Entertainment

Also released: Love Sarah 'a visually appealing picture is a valentine to the culturally diverse London'

Bill Paterson as Felix and Celia Imrie as Mimi in Love Sarah
Bill Paterson as Felix and Celia Imrie as Mimi in Love Sarah Bill Paterson as Felix and Celia Imrie as Mimi in Love Sarah

LOVE SARAH (12A, 98 mins) Drama/Romance. Shannon Tarbet, Shelley Conn, Celia Imrie, Rupert Penry-Jones, Bill Paterson, Candice Brown. Director: Eliza Schroeder.

COMBINE two cups of human drama with one cup of gently simmered romance, stirring in a generous splash of tragedy until the mixture thickens to a gooey consistency.

Half-bake on a medium heat until beleaguered characters rise nicely and serve with a generous dollop of sweetened wish fulfilment.

Love Sarah is a heartfelt drama about grief and female empowerment, made to a well-thumbed recipe in scriptwriter Jake Brunger's cookbook.

He doesn't introduce unusual ingredients as three generations of women seek solidarity over platters of sticky Baklava, preferring a light, fluffy concoction that is methodically constructed like one of the Matcha mille crepe cakes made to order by the titular bakery for a Japanese customer craving home comforts.
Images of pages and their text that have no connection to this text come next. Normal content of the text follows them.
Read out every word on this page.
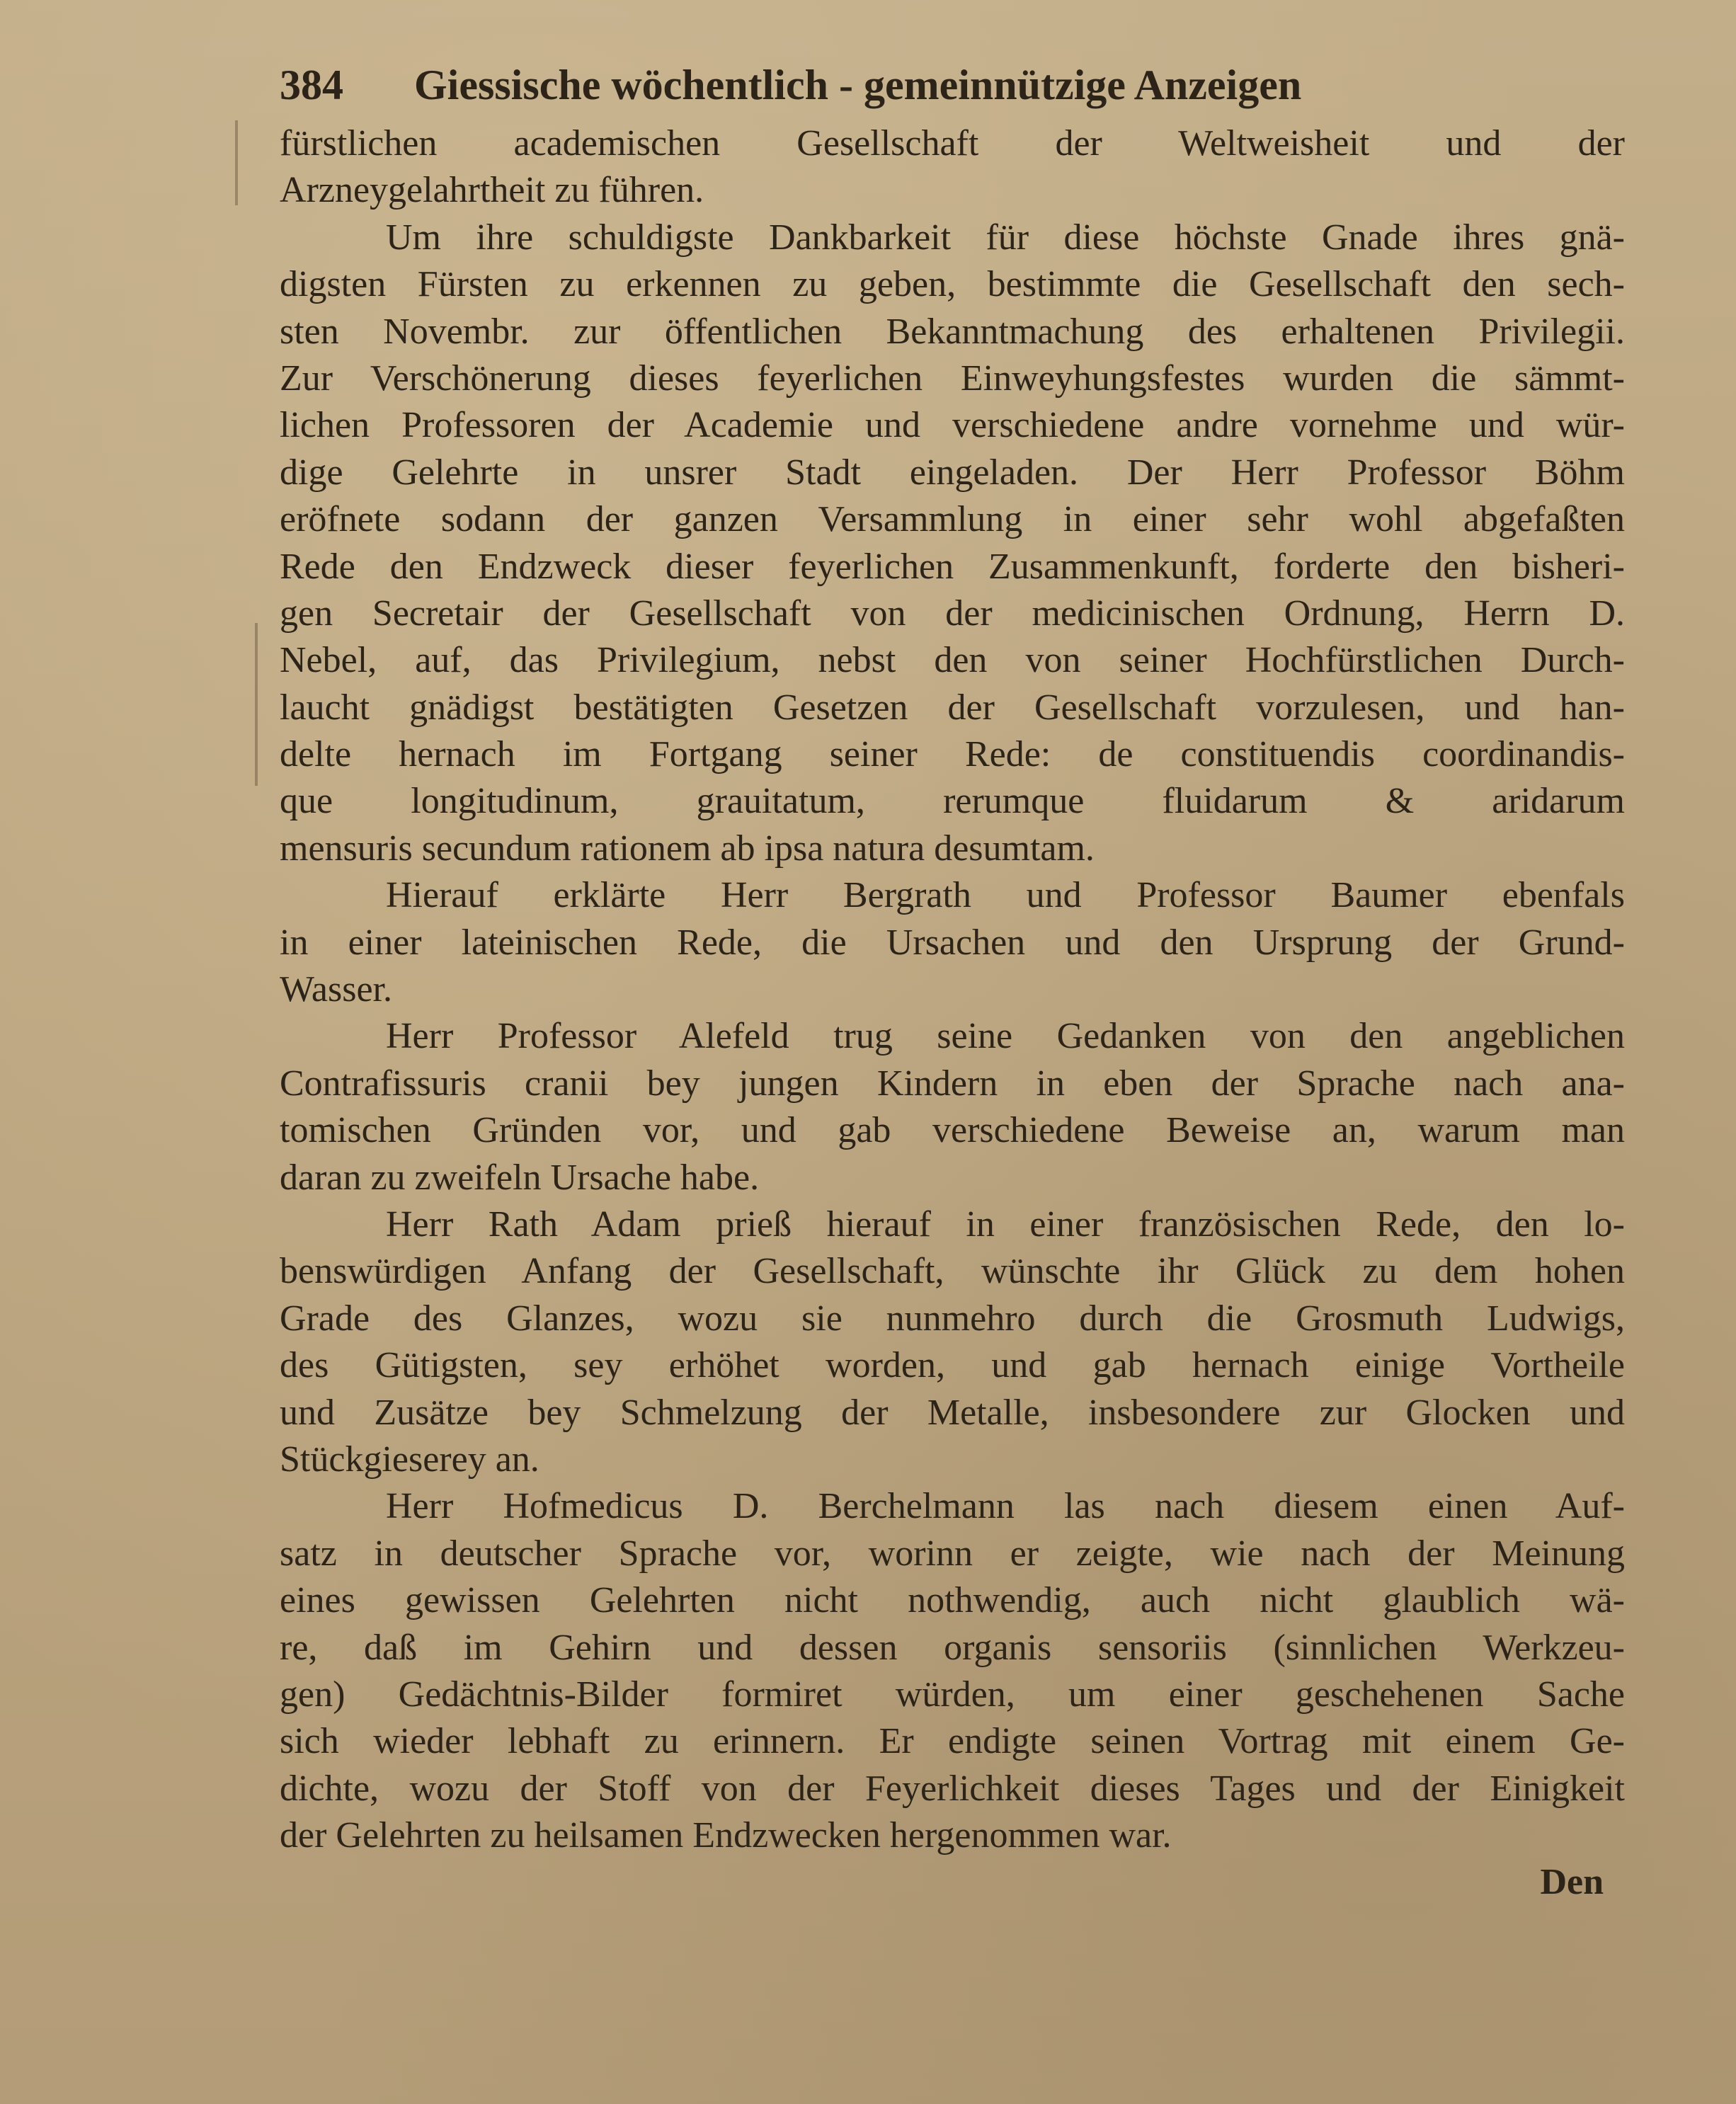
384 Giessische wöchentlich - gemeinnützige Anzeigen
fürstlichen academischen Gesellschaft der Weltweisheit und der
Arzneygelahrtheit zu führen.
Um ihre schuldigste Dankbarkeit für diese höchste Gnade ihres gnä-
digsten Fürsten zu erkennen zu geben, bestimmte die Gesellschaft den sech-
sten Novembr. zur öffentlichen Bekanntmachung des erhaltenen Privilegii.
Zur Verschönerung dieses feyerlichen Einweyhungsfestes wurden die sämmt-
lichen Professoren der Academie und verschiedene andre vornehme und wür-
dige Gelehrte in unsrer Stadt eingeladen. Der Herr Professor Böhm
eröfnete sodann der ganzen Versammlung in einer sehr wohl abgefaßten
Rede den Endzweck dieser feyerlichen Zusammenkunft, forderte den bisheri-
gen Secretair der Gesellschaft von der medicinischen Ordnung, Herrn D.
Nebel, auf, das Privilegium, nebst den von seiner Hochfürstlichen Durch-
laucht gnädigst bestätigten Gesetzen der Gesellschaft vorzulesen, und han-
delte hernach im Fortgang seiner Rede: de constituendis coordinandis-
que longitudinum, grauitatum, rerumque fluidarum & aridarum
mensuris secundum rationem ab ipsa natura desumtam.
Hierauf erklärte Herr Bergrath und Professor Baumer ebenfals
in einer lateinischen Rede, die Ursachen und den Ursprung der Grund-
Wasser.
Herr Professor Alefeld trug seine Gedanken von den angeblichen
Contrafissuris cranii bey jungen Kindern in eben der Sprache nach ana-
tomischen Gründen vor, und gab verschiedene Beweise an, warum man
daran zu zweifeln Ursache habe.
Herr Rath Adam prieß hierauf in einer französischen Rede, den lo-
benswürdigen Anfang der Gesellschaft, wünschte ihr Glück zu dem hohen
Grade des Glanzes, wozu sie nunmehro durch die Grosmuth Ludwigs,
des Gütigsten, sey erhöhet worden, und gab hernach einige Vortheile
und Zusätze bey Schmelzung der Metalle, insbesondere zur Glocken und
Stückgieserey an.
Herr Hofmedicus D. Berchelmann las nach diesem einen Auf-
satz in deutscher Sprache vor, worinn er zeigte, wie nach der Meinung
eines gewissen Gelehrten nicht nothwendig, auch nicht glaublich wä-
re, daß im Gehirn und dessen organis sensoriis (sinnlichen Werkzeu-
gen) Gedächtnis-Bilder formiret würden, um einer geschehenen Sache
sich wieder lebhaft zu erinnern. Er endigte seinen Vortrag mit einem Ge-
dichte, wozu der Stoff von der Feyerlichkeit dieses Tages und der Einigkeit
der Gelehrten zu heilsamen Endzwecken hergenommen war.
Den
Shot on location in London, director Eliza Schroeder's visually appealing picture is a valentine to the culturally diverse capital, extolling the delicious melting pot of cultures that invisibly binds friends and neighbours from different walks of life.

Shannon Tarbet and Shelley Conn are ably matched as would-be bakery shop proprietors, while the luminous Celia Imrie adds emotional depth and richness to her melancholic matriarch haunted by regret.

Great British Bake Off champion Candice Brown makes fleeting appearances as the titular chef, whose death greases the wheels of a linear plot.

Ottolenghi-trained chef Sarah Curachi (Brown) and best friend Isabella (Conn) are poised to open their first bakery in London's fashionable Notting Hill.

Alas, Sarah is killed in a cycling accident en route to collecting the keys for the shop and a heartbroken Isabella discovers she cannot legally terminate the commercial lease on the bakery.

Sarah's daughter, 19-year-old aspiring dancer Clarissa (Tarbet), turns her back on ballet to realise her mother's dream with financial backing from her estranged grandmother, one-time circus star Mimi (Imrie).

"You can definitely see its potential," coos Clarissa as she invites Mimi into the gloomy, unfurnished premises.

"What, as a crack den?" tersely replies the grandmother.

United in grief, the women pool resources to transform the empty shell into a warm and inviting eaterie, serving mouth-watering confections created by Sarah's Michelin-starred ex-boyfriend Mathew (Rupert Penry-Jones).

Loyalties are tested as the new business, named Love Sarah, competes against nearby bakeries for custom and Mimi takes temporary leave from the till to fan flames of romance with eccentric inventor Felix (Bill Paterson).

Love Sarah paints a dreamy vision of fledgling entrepreneurship, far removed from the harsh reality of the modern high street.

We eagerly devour lingering close-ups of mouth-watering bakes from around the world but a sub-plot involving Mathew's past is more difficult to digest.

The stakes for the new business seldom appear high and in the absence of palpable jeopardy or failure, one slice of this rose-tinted, post-Brexit life is plenty.